Abstract: While stakeholders needs from a data science team vary considerably, those needs are often met using the same statistical model. I propose a framework in which a data scientist can evaluate a statistical models using one of three approaches — (1) models for feature/predictor evaluation, allowing stakeholders to take specific actions that maximize impact on the model outcome variable (2) models for actionable output, where the outcome variable’s value on a prediction set is of primary interest (3) and machine learning models for real-time prediction, where the algorithm and its value are of interest in their active and continued impact on a user.
In this 90-minute tutorial we will evaluate a set of best practices and methods for each of the three approaches to statistical model evaluation. Leveraging common Python libraries such as scikit-learn and statsmodels, we will examine available methods and model output that generate the desired value for stakeholders depending on their specific question.

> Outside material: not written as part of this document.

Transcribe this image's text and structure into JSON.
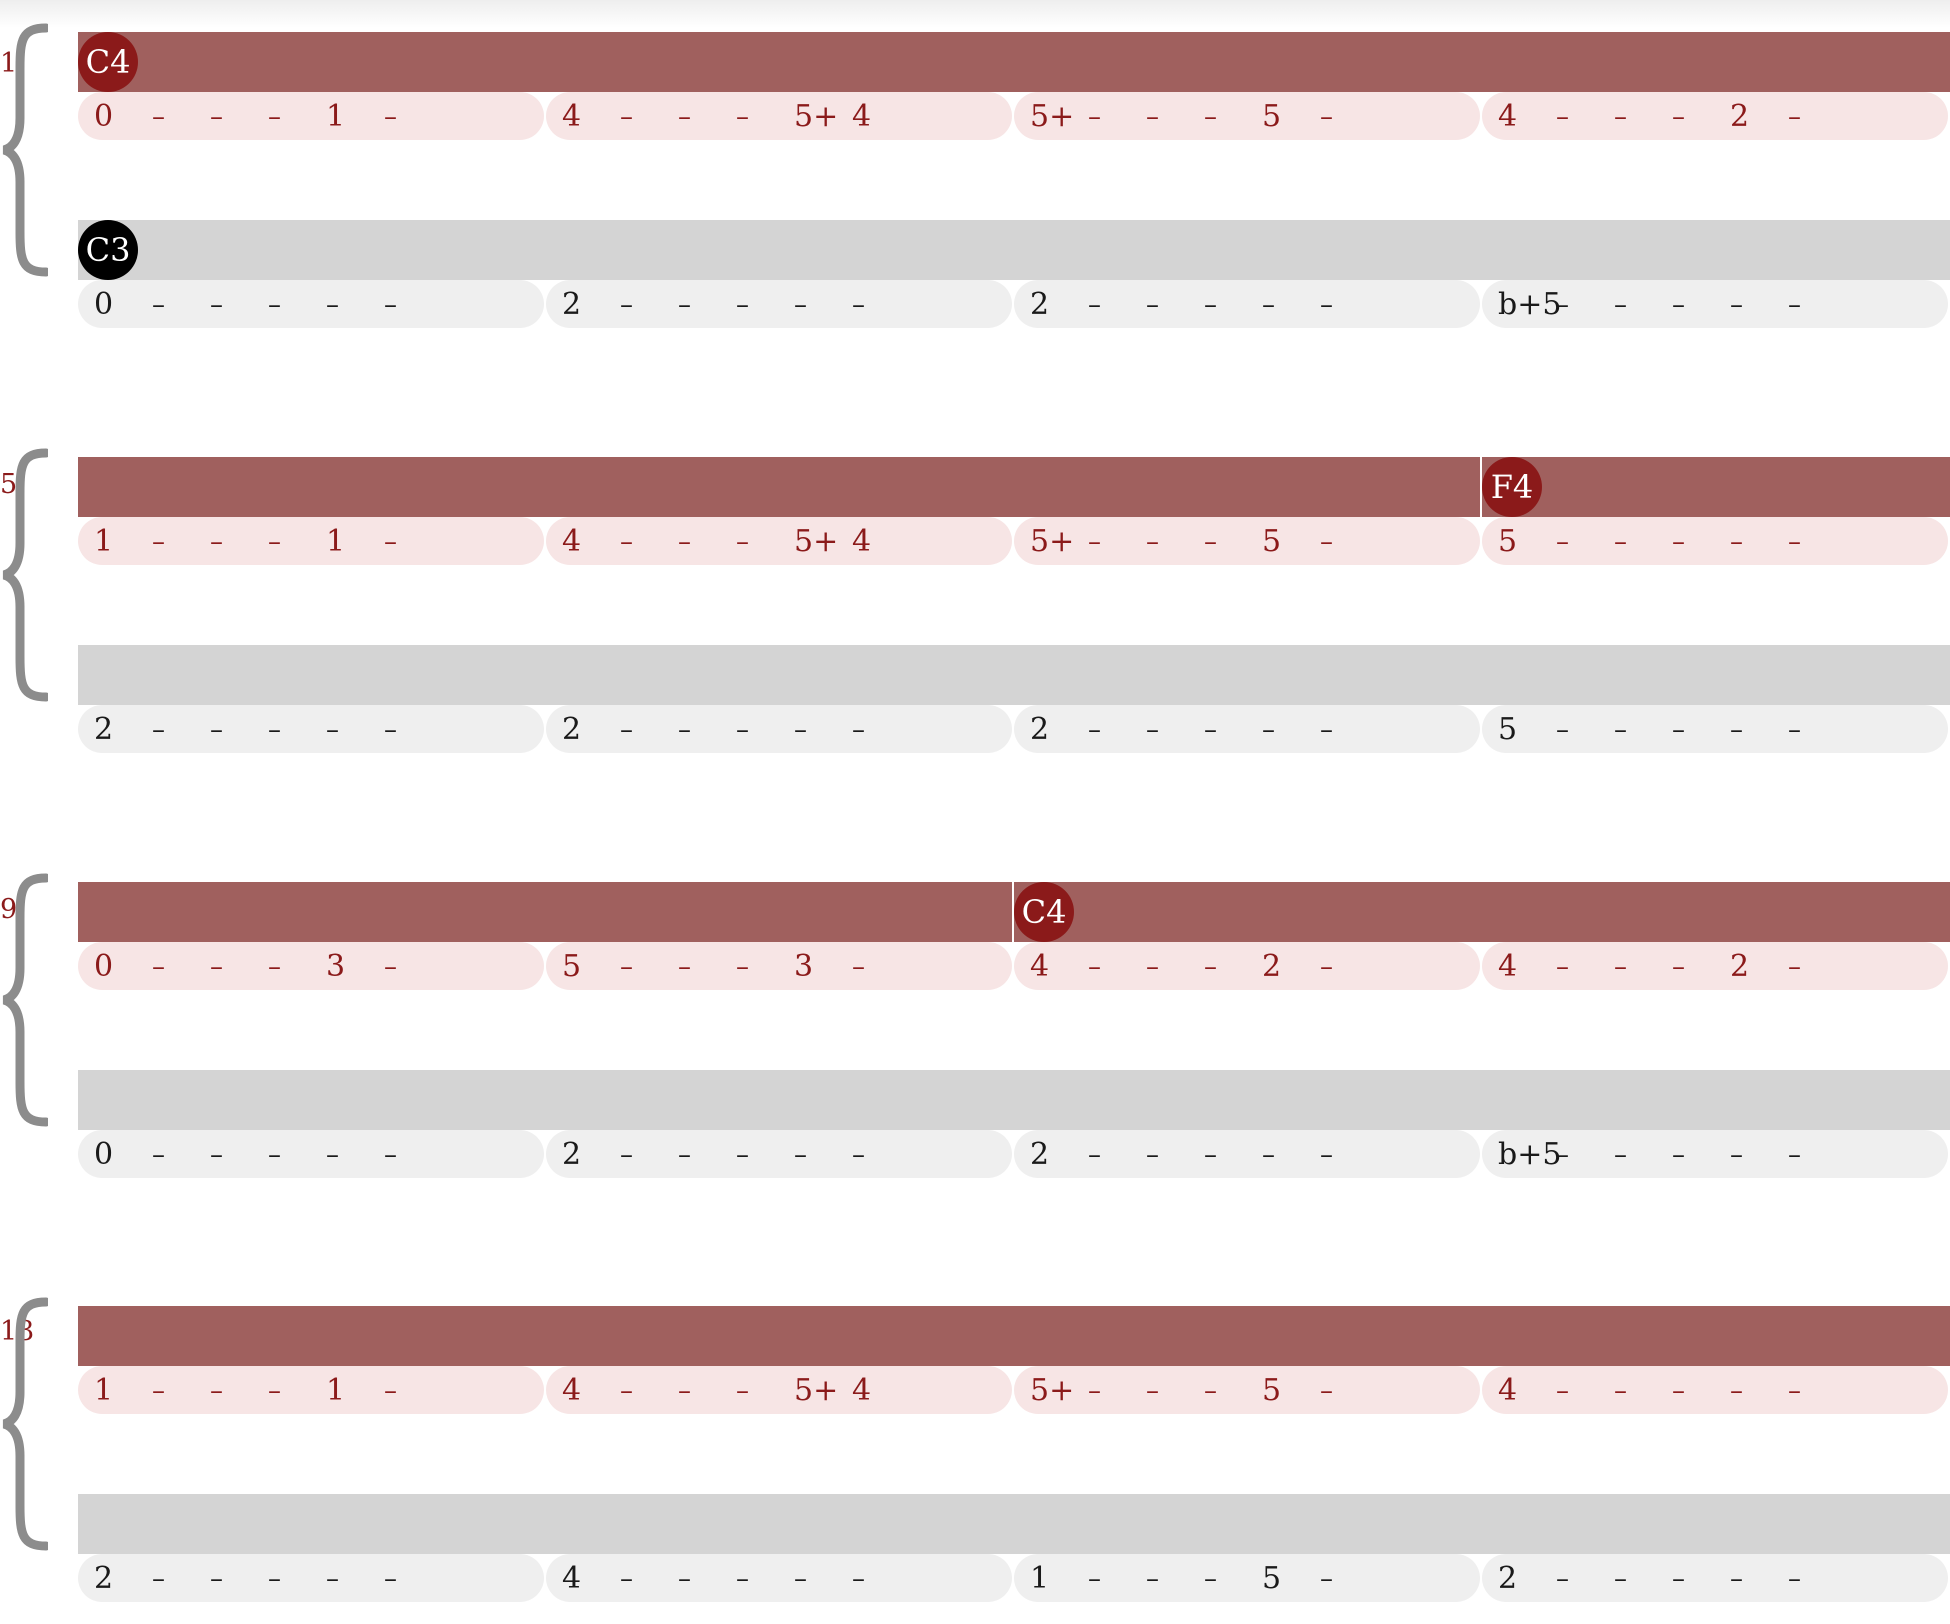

We will also discuss common stakeholder questions that fall into each of the 3 above categories, how to identify a question as belonging to a category, and common follow-up questions to anticipate in presenting your work.
By the end of this tutorial you will be able to:
identify the most effective libraries in Python (with additional recommendations in R) for each category of statistical model
effectively interpret and leverage available model output
classify stakeholder needs into each of the 3 above categories
prepare stakeholder’s requested output with necessary documentation for a variety of technical proficiencies
Bio: Mona is a Senior Data Scientist at Greenhouse Software in New York City, where they contribute to data-informed decision making across the company and machine learning solutions to improve the hiring process for Greenhouse customers. They’ve previously worked in government, creating analytics and machine learning solutions to improve the lives of New Yorkers, and continue to be involved in civic projects through a number of volunteer and non-profit organizations. They’ve also been a statistics and data science educator with DataCamp, Emeritus, and in university settings. They hold a graduate degree in Developmental Psychology, and are passionate about contributing to the ethical use of data science methodology in the public and private sector.